AFRICA/SUDAN - Un missionario: “Con la separazione fra stato e religione, il paese dà spazio alla pluralità”

martedì, 29 settembre 2020 islam   politica   leggi   società civile   società   minoranze religiose   libertà religiosa   istruzione   scuola   pluralismo  

Khartoum (AGenzia Fides) - “L’accordo sulla separazione fra Stato e religione, firmato dal Primo Ministro Abdalla Hamdok e dalla leadership del Sudan People’s Liberation Movement–North (SPLM-N) è senz’altro una buona notizia per il Paese. Credo, però, che prima ancora che a suon di trattati, la rivoluzione si faccia cambiando le mentalità attraverso l’istruzione. In questo senso, ritengo molto importante il fatto che, secondo quanto annunciato dal governo, i libri delle scuole per il nuovo anno - che è stato posticipato di due mesi ufficialmente a causa delle recenti esondazioni del Nilo, in realtà per i ritardi nella stampa dei libri, ndr – saranno liberi da riferimenti al Corano in ogni materia di studio. Ciò comporterà un enorme cambiamento perché fino allo scorso anno il Corano era alla base di tutte le materie scolastiche. Il nuovo Ministero dell’Educazione ha voluto cambiare rotta affermando che il Corano verrà giustamente insegnato nel curriculum di religione islamica, ma non verrà citato nelle altre materie”.
È questo il commento, rilasciato all’Agenzia Fides, da padre Diego Dalle Carbonare, missionario comboniano a Khartoum, sul recente accordo che potrebbe condurre in Sudan a un progressivo distanziamento dello Stato dalla “sharia”, la legge islamica. Nella prima settimana di settembre i ribelli dell’SPLM-N, ben radicati nella regione dei Monti Nuba dove la presenza cristiana è molto significativa, hanno raggiunto un‘intesa con il primo ministro Abdalla Hamdok sulla separazione tra Stato e religione. Ora si attendono sviluppi.
“Il cammino è lungo – spiega p.
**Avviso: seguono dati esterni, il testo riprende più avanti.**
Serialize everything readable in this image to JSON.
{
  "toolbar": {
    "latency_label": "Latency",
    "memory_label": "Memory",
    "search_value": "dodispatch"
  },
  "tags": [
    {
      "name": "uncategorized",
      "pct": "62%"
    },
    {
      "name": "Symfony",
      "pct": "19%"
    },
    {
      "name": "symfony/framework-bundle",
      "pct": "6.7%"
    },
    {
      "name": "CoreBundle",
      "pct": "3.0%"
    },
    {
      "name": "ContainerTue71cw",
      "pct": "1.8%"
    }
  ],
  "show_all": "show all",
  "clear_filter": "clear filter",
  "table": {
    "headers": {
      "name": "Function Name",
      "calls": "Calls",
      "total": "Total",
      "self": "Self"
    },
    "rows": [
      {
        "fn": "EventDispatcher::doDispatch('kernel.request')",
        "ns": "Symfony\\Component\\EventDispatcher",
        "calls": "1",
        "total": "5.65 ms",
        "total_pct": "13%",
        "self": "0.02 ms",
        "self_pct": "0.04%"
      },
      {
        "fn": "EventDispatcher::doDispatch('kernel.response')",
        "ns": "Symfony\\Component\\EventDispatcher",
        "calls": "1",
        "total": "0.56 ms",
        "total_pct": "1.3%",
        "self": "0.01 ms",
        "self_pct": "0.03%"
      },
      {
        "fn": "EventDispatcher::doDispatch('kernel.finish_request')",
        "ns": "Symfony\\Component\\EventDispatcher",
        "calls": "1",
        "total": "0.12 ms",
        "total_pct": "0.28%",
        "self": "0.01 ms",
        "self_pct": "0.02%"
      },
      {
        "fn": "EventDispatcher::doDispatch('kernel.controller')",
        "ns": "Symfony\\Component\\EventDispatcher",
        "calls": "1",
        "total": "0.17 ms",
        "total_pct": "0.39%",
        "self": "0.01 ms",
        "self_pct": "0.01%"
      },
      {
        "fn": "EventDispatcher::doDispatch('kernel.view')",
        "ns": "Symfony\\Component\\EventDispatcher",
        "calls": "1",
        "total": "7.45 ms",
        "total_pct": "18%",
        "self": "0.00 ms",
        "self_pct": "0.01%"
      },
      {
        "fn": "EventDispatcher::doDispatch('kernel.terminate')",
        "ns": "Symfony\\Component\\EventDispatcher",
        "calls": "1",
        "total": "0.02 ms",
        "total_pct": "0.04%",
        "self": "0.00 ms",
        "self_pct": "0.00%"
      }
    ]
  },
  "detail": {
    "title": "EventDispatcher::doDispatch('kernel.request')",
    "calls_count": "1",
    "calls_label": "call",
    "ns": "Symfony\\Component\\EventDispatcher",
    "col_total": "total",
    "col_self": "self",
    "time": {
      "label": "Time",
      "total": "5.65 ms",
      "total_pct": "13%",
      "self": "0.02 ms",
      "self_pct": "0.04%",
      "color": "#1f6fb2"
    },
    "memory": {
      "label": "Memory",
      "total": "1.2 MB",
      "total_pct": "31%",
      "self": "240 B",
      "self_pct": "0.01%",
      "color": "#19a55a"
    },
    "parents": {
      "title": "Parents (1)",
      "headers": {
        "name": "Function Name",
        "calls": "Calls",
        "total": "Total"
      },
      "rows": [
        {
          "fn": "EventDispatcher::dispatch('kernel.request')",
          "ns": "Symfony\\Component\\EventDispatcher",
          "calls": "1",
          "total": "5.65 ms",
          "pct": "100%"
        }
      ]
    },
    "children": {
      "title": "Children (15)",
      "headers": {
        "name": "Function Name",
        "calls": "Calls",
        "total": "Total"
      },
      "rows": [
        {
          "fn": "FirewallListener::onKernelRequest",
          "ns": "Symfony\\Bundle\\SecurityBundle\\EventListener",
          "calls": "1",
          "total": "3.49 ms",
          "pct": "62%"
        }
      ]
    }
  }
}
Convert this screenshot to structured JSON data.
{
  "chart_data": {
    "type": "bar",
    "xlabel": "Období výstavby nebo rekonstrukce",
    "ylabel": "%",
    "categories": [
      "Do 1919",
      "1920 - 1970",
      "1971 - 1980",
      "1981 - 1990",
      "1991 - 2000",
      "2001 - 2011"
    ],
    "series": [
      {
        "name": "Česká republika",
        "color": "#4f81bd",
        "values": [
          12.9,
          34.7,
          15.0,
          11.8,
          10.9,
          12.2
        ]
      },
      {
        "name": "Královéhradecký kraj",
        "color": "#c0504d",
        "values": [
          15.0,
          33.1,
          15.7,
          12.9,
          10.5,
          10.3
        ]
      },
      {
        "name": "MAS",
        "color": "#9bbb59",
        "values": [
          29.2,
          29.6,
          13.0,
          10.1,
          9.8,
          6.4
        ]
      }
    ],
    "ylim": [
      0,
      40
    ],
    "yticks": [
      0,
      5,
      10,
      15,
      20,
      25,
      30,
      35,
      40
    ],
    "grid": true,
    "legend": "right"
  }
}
Dalle Carbonare – anche perché va tenuto conto del fatto che, per quanto riguarda i ribelli, la sigla sull’accordo è stata apposta solo da un gruppo (non firmatario dell’accordo di pace raggiunto a fine agosto, ndr) e per quanto attiene al governo, la firma è solo del Primo Ministro, non del Consiglio Supremo, che già in altre occasioni – come ad esempio sulla questione di riaprire o meno i rapporti con Israele – ha puntualizzato che certe decisioni non competono all’esecutivo. Secondo molti, non attiene a un governo di transizione il potere di fare un cambiamento costituzionale come l’abolizione della sharia.”
D’altro canto, però, altri sottolineano che nel 1983 la legge islamica fu introdotta da Nimery senza legittimità parlamentare né referendaria. Non sarebbe necessario, quindi, in linea giuridica, un mandato costituzionale per rimuoverla.
“In ogni caso, nell’affrontare la questione che è molto delicata, io farei molta attenzione ai termini. Nel linguaggio arabo, la parola “laicità” non suona con quella neutralità con cui viene letta in Occidente, ma ha una accezione negativa. È intesa come ‘un meno’, non ‘un più’. Quando i ribelli dicono: ‘O ci date la piena laicità dello Stato o sarà secessione’, stanno mettendo la parte araba del paese in una situazione difficile e l’intero processo in pericolo. Sarebbe molto più sensato, a mio parere, parlare di una riforma della legge per dare spazio alla pluralità e difendere le minoranze: si raggiungerebbe lo stesso obiettivo senza inutili tensioni”.
Inoltre, dopo oltre un anno e mezzo, Khartoum torna ad avere un Nunzio apostolico. Il nuovo rappresentante diplomatico della Santa Sede, Mons. Luís Miguel Cárdaba, è finalmente giunto in Sudan. L’arrivo, dopo la nomina del marzo scorso da parte di Papa Francesco, avviene in un momento critico per il Paese. Osserva il padre Comboniano: “Proprio in questi giorni è arrivato a Khartoum il nuovo Nunzio Apostolico. L’assenza di un anno e mezzo si è fatta sentire, tanto più che nel frattempo, qui in Sudan, avvenivano cambiamenti epocali. Credo che la sua presenza ora possa essere molto importante. Per molto tempo la Chiesa ha vissuto nell’ombra, senza possibilità di interlocuzione col governo. In questo nuovo clima politico e sociale, c’è un’occasione storica per la Chiesa per giocare un ruolo importante e spero vivamente che il nuovo nunzio sia di aiuto in questa direzione”.